Und ich meine, die schrieben über die sinngemäßen Zitate auch als die indirekte (direktes Zitieren mit „siehe“ und indirektes = sinngemäßes Zitieren mit „vgl.“ - daher auch dieser Hinweis zu den Kennzeichnungen, da man nur 1:1 entnommene Zitate mit Gänsefüßchen und Siehe versehen darf). Die indirekten, die aus Sekundärquellen kommen, waren nämlich ganz und gar verboten.
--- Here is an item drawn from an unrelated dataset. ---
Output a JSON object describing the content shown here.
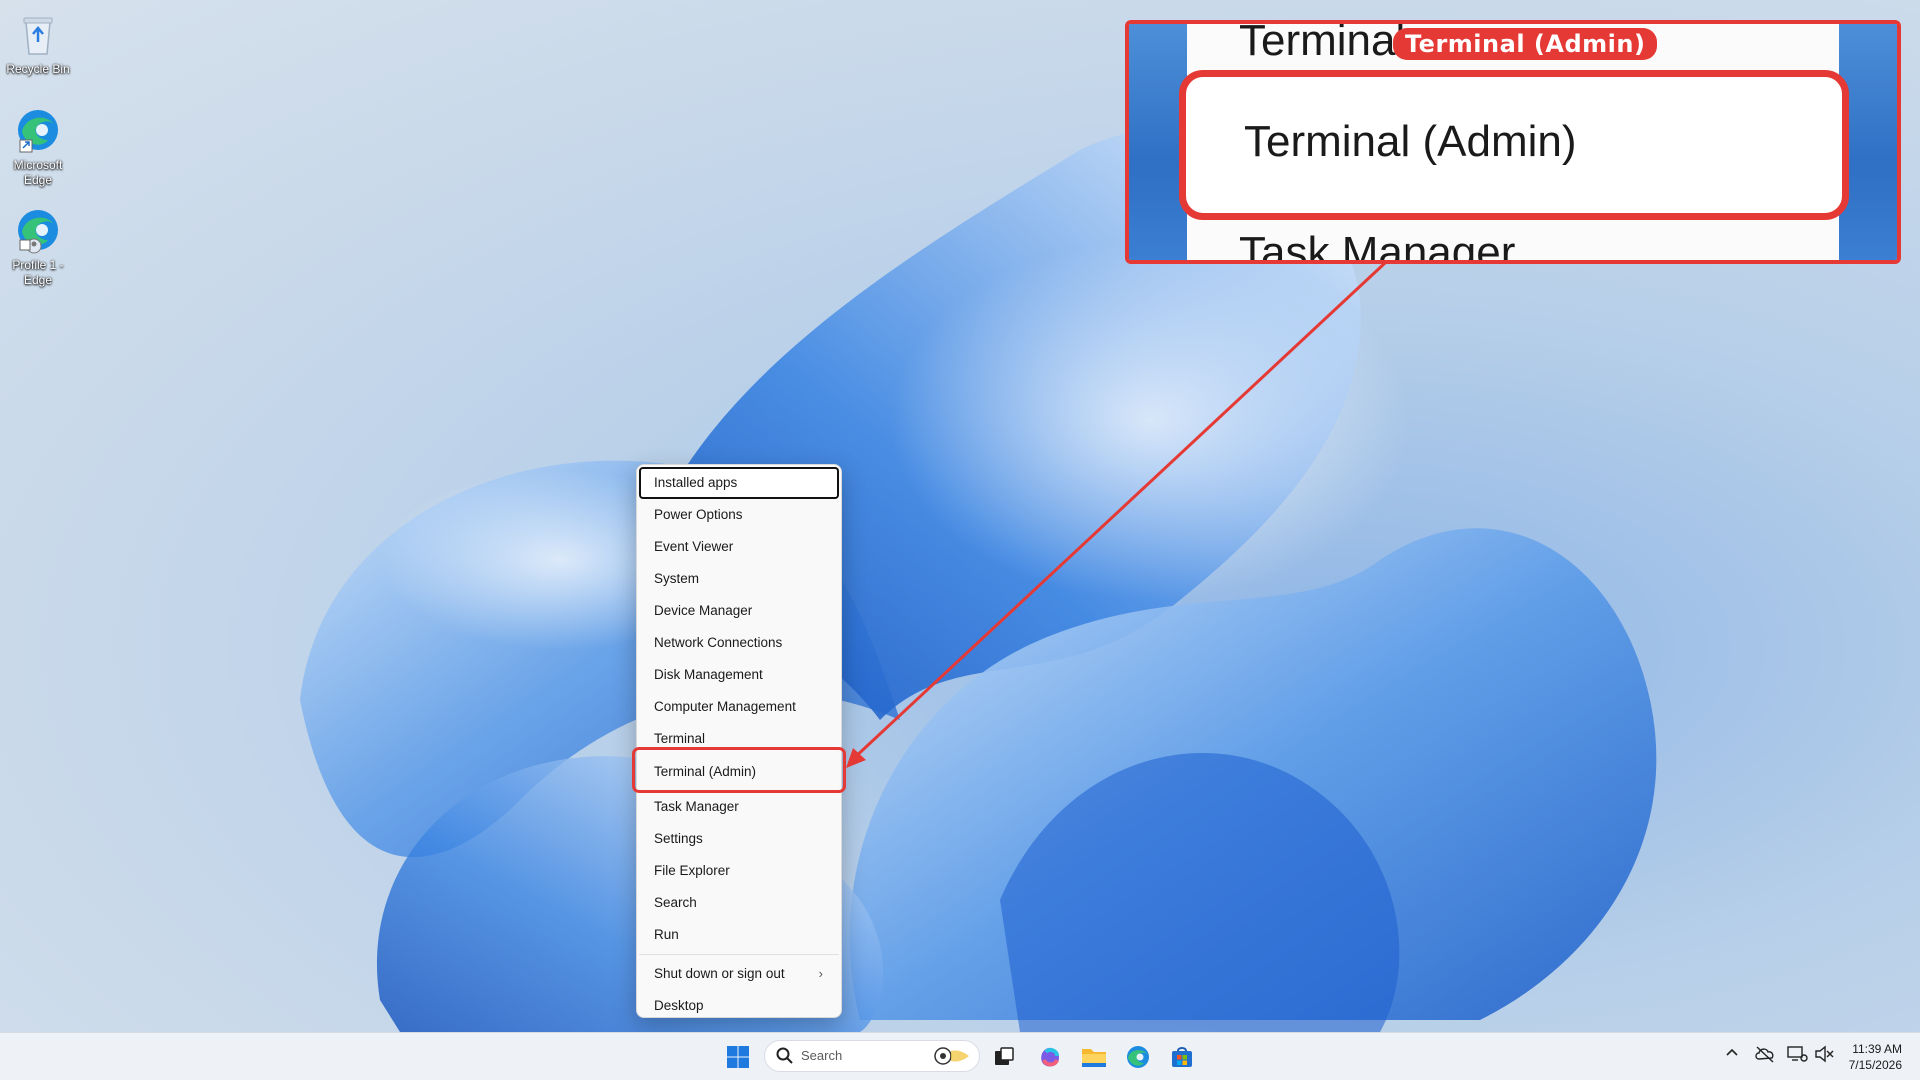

Und genau in dieser Quelle steht, dass man am Ende nur die Liste der verwendeten Literatur angeben soll und innerhalb des Textes keine sinngemäßen Zitate ausweisen darf; nur direkte Zitate mit Gänsefüßchen und Siehe als Referenz dürfen innerhalb des Textes erscheinen. Daher rührt nun meine Frage, ob ich das auch so machen kann (wenn ich mir die ganzen Bücher zu meinem Thema ansehe - und es sind verdammt viele - , finden sich nämlich auch in den wenigsten Fällen ausgewiesene sinngemäße Zitate!). Da ich mich aber sonst nicht an das vorgegebene Layout, das dort postuliert wird, halte, weiß ich nicht so recht, ob ich mich wirklich nur an das österreichische oder diesbezüglich an das psychologische Schema halten soll. Zur Info: Ich bin in einer bayerischen Uni immatrikuliert.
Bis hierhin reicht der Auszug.